2469 patients with COVID-19 were discharged from Jin Yin-tan Hospital between Jan 7 and May 29, 2020. 1192 COVID-19 survivors completed assessments at the three follow-up visits and were included in the final analysis, 1119 (94%) of whom attended the face-to-face interview 2 years after infection. The median age at discharge was 57·0 years (48·0-65·0) and 551 (46%) were women. The median follow-up time after symptom onset was 185·0 days (IQR 175·0-197·0) for the visit at 6 months, 349·0 days (337·0-360·0) for the visit at 12 months, and 685·0 days (675·0-698·0) for the visit at 2 years. The proportion of COVID-19 survivors with at least one sequelae symptom decreased significantly from 777 (68%) of 1149 at 6 months to 650 (55%) of 1190 at 2 years (p<0·0001), with fatigue or muscle weakness always being the most frequent. The proportion of COVID-19 survivors with an mMRC score of at least 1 was 168 (14%) of 1191 at 2 years, significantly lower than the 288 (26%) of 1104 at 6 months (p<0·0001). HRQoL continued to improve in almost all domains, especially in terms of anxiety or depression: the proportion of individuals with symptoms of anxiety or depression decreased from 256 (23%) of 1105 at 6 months to 143 (12%) 1191 at 2 years (p<0·0001). The proportion of individuals with a 6MWD less than the lower limit of the normal range declined continuously in COVID-19 survivors overall and in the three subgroups of varying initial disease severity. 438 (89%) of 494 COVID-19 survivors had returned to their original work at 2 years. Survivors with long COVID symptoms at 2 years had lower HRQoL, worse exercise capacity, more mental health abnormality, and increased health-care use after discharge than survivors without long COVID symptoms. COVID-19 survivors still had more prevalent symptoms and more problems in pain or discomfort, as well as anxiety or depression, at 2 years than did controls. Additionally, a significantly higher proportion of survivors who had received higher-level respiratory support during hospitalisation had lung diffusion impairment (43 [65%] of 66 vs 24 [36%] of 66, p=0·0009), reduced residual volume (41 [62%] vs 13 [20%], p<0·0001), and total lung capacity (26 [39%] vs four [6%], p<0·0001) than did controls.

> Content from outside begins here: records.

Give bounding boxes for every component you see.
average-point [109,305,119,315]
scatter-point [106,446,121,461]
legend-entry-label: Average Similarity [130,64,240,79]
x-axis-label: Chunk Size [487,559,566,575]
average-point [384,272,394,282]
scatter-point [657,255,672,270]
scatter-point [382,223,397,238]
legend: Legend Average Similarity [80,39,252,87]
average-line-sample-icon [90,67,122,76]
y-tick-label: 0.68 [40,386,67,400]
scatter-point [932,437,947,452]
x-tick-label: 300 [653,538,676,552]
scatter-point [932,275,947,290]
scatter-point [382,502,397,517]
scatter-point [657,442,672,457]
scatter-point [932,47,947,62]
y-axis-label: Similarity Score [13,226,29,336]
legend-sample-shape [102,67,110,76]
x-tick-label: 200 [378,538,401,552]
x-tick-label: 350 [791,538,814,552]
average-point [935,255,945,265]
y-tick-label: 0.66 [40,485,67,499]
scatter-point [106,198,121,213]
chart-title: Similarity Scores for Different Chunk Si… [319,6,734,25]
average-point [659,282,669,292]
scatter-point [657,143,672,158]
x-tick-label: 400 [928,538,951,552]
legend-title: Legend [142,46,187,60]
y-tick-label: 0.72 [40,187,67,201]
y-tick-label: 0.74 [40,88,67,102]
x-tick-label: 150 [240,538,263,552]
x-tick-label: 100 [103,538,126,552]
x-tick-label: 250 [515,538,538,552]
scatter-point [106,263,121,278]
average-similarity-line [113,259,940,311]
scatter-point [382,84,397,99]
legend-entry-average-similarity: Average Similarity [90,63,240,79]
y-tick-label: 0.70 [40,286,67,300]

Regardless of initial disease severity, COVID-19 survivors had longitudinal improvements in physical and mental health, with most returning to their original work within 2 years; however, the burden of symptomatic sequelae remained fairly high. COVID-19 survivors had a remarkably lower health status than the general population at 2 years. The study findings indicate that there is an urgent need to explore the pathogenesis of long COVID and develop effective interventions to reduce the risk of long COVID.